What’s amazing to me is that Ree is a blogger. But not just any blogger.

She gets more than 20 million page views per month and received the Weblog of the Year award for 2009, 2010, and 2011.

Talk about a following!

Seriously, I can hardly fathom having that many people devouring my words on a regular basis. How does she ever keep up with the comments?!?

When I started this blog (shortly after returning from a Writer’s Digest Editor’s Intensive in October, 2009), I did so with a great deal of trepidation. I’ve written practically all my life, but the idea of putting my thoughts and words “out there” for all the world to see kinda gave me the heebie jeebies (yes, that’s a word — look it up!). The last thing I wanted or needed was having a bunch of strangers creeping on me.

Over time, however, it became apparent that the people reading my blogs were, in many cases, very much like me. As I read their thoughts and words in return, and as we commented on each other’s posts, I began to feel a kinship with them. I prayed for them, looked forward to learning more about them, and began to hope that somewhere along the line, maybe we’d actually meet in person.

That hasn’t happened, yet. But it’s okay. You don’t have to see friends every day to remain connected.

I’m thankful for every single one of my readers — whether they leave comments or not, whether I know them personally or not. They make me smile, or laugh out loud; they give me new ways of looking at things and advice when I ask for it.

Writing can be a lonely task. Knowing there are others traversing a similar path makes the journey more pleasant.

So go ahead and leave a comment. How can we connect if I don’t know who’s reading and what you’re thinking?

Writing for Fun??

The co-editorial director of Publisher’s Weekly, speaking in a recent interview, said self-published authors typically sell less than 100 copies of their book, compared to the 10,000 copies a well-selling traditionally-published book will move.

Sad, isn’t it?

When a friend showed me this statistic in AARP The Magazine, I couldn’t believe it.

The article went on to compare two first-time writers.
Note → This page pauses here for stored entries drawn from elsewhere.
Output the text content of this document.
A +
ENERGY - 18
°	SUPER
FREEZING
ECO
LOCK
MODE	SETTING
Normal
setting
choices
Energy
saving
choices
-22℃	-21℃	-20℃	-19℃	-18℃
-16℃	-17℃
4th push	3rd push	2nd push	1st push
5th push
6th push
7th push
Both penned memoirs; both were over 50.

There the similarities end.

One sold more than half a million copies of her book; the other logged a measly 20 downloads to e-readers.

The difference? The first author has a traditional publisher, while the second is self-published.
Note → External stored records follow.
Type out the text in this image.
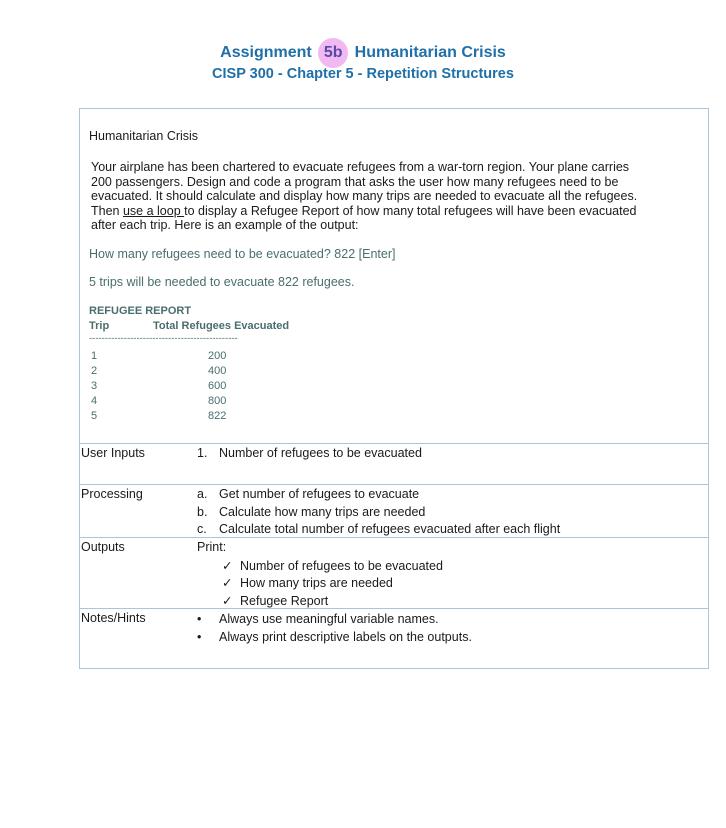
Assignment 5b Humanitarian Crisis
CISP 300 - Chapter 5 - Repetition Structures
Humanitarian Crisis
Your airplane has been chartered to evacuate refugees from a war-torn region. Your plane carries
200 passengers. Design and code a program that asks the user how many refugees need to be
evacuated. It should calculate and display how many trips are needed to evacuate all the refugees.
Then use a loop to display a Refugee Report of how many total refugees will have been evacuated
after each trip. Here is an example of the output:
How many refugees need to be evacuated? 822 [Enter]
5 trips will be needed to evacuate 822 refugees.
REFUGEE REPORT
Trip	Total Refugees Evacuated
-----------------------------------------------
1	200
2	400
3	600
4	800
5	822
User Inputs	1. Number of refugees to be evacuated
Processing	a. Get number of refugees to evacuate
b. Calculate how many trips are needed
c. Calculate total number of refugees evacuated after each flight
Outputs	Print:
✓ Number of refugees to be evacuated
✓ How many trips are needed
✓ Refugee Report
Notes/Hints	• Always use meaningful variable names.
• Always print descriptive labels on the outputs.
Now that’s a pretty significant difference.

I hate the thought of laboring for years to produce a book I’m proud of, a book people will want to buy and read, if only a handful are going to bother doing either.

It’s like trying to carry sand in a sieve.

The quandary between self-publishing and traditional publishing is nothing new. Many of us are dealing with it right now. In fact, my friend Lynne Spreen over at Any Shiny Thing recently blogged about this very subject.

There don’t seem to be any easy answers, either. Especially when you realize that you the author are going to have to promote your book, regardless of how you publish it.

Anyway, the AARP article goes on to talk about how many “older authors” want to share their stories, profit or not. And how many vanity, e-book, and other self-publishing options exist for those who do. And how “easy” it is to become self-published — nearly three-fourths of a million nontraditional books came out in 2009, compared with fewer than 300,000 traditional titles.

This publishing guru speculates the market for self-published works will grow as more people accept the technology.

His advice in the meantime? Write for fun, not for finance.

Say what?

When did writing a book become fun? Every real writer I know, including meself, calls it Hard Work.

And to embark on that journey expecting no remuneration is foolish.

I suppose people with nothing but time on their hands, or celebrities with a hefty trust fund and a full-blown ego, can afford to laze about and tinker with penning a novel, then pay somebody to publish it, not caring what happens after that.

The rest of us sweat bullets to get every comma in the right place, choose the right POV, work and re-work plot, act out our scenes with dialog, check pacing, and a thousand-and-one other details.

All in the hopes of finding the right agent. The right publisher. The right market.

Because this is our baby, and it deserves nothing less than our best.

Why shouldn’t we expect payment, regardless of how we publish?